Big Little Lies by Liane Moriarty (Putnam Adult, July 2014) is pure 'women's fiction.' It follows three women: Madeline, Celeste as the two old friends meet Jane and her son while attending kindergarten orientation with their own children and take her under their wing.
Moriarty builds a whole story around the dangers of keeping secrets and telling small lies. It all actually begins with a murder investigation and goes back in time to an incident that occurred at the school during kindergarten orientation. At the center of this story, and providing much of its humor, you will find 'helicopter' moms who spend most of their time micro-parenting and behaving worse than their kindergarten children at the school yard. There are 'mom cliques,' fights, malicious gossip, and petitions bandied about that affect both kids and parents. It is all done with biting humor and a healthy dose of sarcasm, but I found it all mean, petty, thoughtless, and generally detrimental to the little ones.
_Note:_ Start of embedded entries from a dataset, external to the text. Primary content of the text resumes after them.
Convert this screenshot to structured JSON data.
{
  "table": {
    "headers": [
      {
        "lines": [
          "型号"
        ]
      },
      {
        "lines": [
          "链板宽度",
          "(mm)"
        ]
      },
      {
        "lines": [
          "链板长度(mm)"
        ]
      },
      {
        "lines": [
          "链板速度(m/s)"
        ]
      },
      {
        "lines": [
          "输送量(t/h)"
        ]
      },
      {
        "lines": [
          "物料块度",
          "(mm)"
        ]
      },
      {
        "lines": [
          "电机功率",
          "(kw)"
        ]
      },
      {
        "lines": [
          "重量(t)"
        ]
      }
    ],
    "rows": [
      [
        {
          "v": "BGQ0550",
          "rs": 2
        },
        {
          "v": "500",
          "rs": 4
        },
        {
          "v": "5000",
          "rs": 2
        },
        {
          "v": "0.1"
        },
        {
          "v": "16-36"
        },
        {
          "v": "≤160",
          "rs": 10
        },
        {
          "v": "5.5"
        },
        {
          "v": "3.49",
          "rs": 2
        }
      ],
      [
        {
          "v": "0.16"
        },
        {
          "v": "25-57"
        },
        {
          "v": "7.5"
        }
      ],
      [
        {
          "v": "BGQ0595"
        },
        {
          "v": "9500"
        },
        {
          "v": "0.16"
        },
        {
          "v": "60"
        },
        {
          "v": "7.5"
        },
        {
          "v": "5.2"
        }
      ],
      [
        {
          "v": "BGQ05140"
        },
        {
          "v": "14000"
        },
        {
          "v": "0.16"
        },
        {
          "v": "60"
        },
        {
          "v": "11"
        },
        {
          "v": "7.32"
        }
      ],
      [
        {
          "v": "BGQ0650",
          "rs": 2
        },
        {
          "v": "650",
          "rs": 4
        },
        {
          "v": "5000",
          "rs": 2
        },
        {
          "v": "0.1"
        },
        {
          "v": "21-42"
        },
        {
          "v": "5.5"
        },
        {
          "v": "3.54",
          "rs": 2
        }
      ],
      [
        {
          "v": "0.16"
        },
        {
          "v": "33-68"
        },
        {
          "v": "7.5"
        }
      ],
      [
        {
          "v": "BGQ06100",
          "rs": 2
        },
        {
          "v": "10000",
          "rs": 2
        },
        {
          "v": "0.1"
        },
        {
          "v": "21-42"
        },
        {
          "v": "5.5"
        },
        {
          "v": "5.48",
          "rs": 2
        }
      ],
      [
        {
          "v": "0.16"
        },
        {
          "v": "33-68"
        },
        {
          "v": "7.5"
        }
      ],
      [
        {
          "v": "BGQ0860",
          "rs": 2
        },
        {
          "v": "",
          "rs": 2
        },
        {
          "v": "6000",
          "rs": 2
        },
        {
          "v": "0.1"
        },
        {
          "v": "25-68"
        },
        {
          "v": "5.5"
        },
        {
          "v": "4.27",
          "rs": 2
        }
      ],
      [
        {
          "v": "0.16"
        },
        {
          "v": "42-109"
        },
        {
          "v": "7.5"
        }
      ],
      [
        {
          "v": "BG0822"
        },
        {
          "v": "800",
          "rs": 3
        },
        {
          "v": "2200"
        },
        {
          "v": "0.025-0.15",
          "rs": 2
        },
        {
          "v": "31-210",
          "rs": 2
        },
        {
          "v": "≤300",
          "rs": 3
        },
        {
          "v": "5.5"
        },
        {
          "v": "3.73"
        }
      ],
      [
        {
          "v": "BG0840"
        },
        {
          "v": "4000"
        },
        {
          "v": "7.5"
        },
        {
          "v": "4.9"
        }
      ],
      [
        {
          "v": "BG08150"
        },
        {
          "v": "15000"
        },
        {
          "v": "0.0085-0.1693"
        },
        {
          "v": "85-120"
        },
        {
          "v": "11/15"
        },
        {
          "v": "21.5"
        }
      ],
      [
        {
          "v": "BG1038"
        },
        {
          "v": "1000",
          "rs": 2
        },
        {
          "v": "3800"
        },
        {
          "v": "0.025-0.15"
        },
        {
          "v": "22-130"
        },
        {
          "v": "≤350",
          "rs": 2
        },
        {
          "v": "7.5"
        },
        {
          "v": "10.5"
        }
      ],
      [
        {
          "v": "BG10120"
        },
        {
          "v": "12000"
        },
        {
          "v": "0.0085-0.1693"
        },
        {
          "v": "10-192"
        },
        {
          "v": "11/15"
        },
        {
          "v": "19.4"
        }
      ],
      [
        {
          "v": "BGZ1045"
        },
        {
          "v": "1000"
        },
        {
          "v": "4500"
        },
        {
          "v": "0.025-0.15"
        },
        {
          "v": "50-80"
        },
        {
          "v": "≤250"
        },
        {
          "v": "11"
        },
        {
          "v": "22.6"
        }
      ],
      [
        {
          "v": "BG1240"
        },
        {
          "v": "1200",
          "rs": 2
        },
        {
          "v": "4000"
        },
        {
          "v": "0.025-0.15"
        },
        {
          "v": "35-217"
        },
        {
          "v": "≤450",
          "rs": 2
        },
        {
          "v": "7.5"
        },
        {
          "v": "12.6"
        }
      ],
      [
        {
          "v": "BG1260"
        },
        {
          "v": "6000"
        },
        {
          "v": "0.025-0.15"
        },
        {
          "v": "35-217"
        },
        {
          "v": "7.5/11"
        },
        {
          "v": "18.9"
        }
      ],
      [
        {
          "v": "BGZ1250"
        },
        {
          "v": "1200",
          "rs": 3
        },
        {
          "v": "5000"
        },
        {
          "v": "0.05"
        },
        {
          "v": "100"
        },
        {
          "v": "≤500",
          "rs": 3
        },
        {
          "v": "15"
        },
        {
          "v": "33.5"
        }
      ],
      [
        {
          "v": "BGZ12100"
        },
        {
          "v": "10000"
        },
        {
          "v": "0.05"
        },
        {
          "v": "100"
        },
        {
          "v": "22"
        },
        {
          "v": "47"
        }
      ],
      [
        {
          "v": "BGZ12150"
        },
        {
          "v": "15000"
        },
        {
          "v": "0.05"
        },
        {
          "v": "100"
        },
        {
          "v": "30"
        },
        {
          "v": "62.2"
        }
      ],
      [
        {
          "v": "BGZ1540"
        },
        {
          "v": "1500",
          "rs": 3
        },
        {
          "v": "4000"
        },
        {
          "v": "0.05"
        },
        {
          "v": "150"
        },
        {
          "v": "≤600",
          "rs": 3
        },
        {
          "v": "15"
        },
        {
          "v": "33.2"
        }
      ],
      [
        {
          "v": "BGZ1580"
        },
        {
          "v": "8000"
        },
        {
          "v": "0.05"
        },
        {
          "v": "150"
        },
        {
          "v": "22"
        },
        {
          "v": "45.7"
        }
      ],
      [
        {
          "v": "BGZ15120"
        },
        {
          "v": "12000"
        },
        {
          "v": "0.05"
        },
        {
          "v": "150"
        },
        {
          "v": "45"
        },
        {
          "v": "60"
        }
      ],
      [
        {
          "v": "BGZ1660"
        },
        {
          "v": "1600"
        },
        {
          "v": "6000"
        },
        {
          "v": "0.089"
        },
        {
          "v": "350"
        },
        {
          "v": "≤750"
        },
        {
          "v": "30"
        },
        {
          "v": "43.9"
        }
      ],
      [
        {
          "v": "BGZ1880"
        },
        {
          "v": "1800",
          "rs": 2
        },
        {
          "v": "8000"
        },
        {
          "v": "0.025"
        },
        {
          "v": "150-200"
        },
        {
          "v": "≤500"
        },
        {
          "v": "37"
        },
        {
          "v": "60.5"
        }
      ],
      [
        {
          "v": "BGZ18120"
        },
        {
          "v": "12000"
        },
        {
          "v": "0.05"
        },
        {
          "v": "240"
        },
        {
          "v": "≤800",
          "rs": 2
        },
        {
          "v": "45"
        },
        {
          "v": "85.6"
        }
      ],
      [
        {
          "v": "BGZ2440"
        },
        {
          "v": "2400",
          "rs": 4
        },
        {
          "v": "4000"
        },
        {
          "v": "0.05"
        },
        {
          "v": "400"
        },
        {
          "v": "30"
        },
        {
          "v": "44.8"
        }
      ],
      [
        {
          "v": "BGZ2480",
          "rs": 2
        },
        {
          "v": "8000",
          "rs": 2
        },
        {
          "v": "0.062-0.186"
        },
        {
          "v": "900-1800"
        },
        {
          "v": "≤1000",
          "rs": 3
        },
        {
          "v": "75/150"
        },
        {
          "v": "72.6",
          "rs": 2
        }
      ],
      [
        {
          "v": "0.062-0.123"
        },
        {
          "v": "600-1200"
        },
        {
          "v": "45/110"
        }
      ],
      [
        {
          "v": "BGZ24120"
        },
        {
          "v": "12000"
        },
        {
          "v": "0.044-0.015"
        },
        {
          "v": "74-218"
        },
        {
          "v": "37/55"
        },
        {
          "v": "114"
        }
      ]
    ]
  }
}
There are, however, other darker threads running through the story that are not humorous at all. First we have the issue of 'bullying' in school, which of course is mishandled by all adults concerned because they are too busy 'outdoing' each other and playing the judgmental card to really pay attention to the children. Second, we have a conflict between a mother and teenage daughter who decides to move in with her father and his new wife, the ex-husband who abandoned them both early on. Then, there are two 'violence against women' threads: a current 'physical abuse behind closed doors' thread that grows increasingly violent as the story unfolds, and the other a past experience with date-rape that still affects the victim deeply and as a result the victim's child.
This novel is rather tough to describe. It is bitingly humorous, but darkly so. There are moments when it is easy to laugh, particularly at the adults' ridiculous behavior -- Madeline for example has some great lines. But, the dark and violent moments are tough to read through. Moriarty portrays the abused woman's delusional state of mind, self-blame, and the progression of violence in the relationship quite well. I am, however, deeply disappointed that after all is said and done the state of her children's mental health is neglected.
And that is my main problem with this novel. It is ambitious in that it tackles multiple issues affecting women and children. Some aspects of these multiple threads are well rendered yet there is so much going on that some issues are superficially touched on while others are ignored. The narrative is well done and entertaining enough to keep readers involved. Unfortunately, the entertainment factor or light approach often takes away from the seriousness of heavier issues and vice versa. As the perfect example I will use the climactic scene, a combination comedic farce (bordering on slapstick) with dark revelations culminating in murder.
I believe that Big Little Lies will appeal to women's fiction readers who may be fans of Moriarty's light and mordant humorous approach to serious subject matter or fans of books with a similar style. I am leaving a lot of what goes on out of this post: dysfunctional children, poor parenting, a romance with a happy ending, infidelities, and more. I enjoyed a few out-loud laughs toward the beginning, before the numbing truth surfaced and those horrifying violent scenes began to trickle in. In the end I found the story to be well written with some admittedly good messages, but over-the-top and somewhat confounding.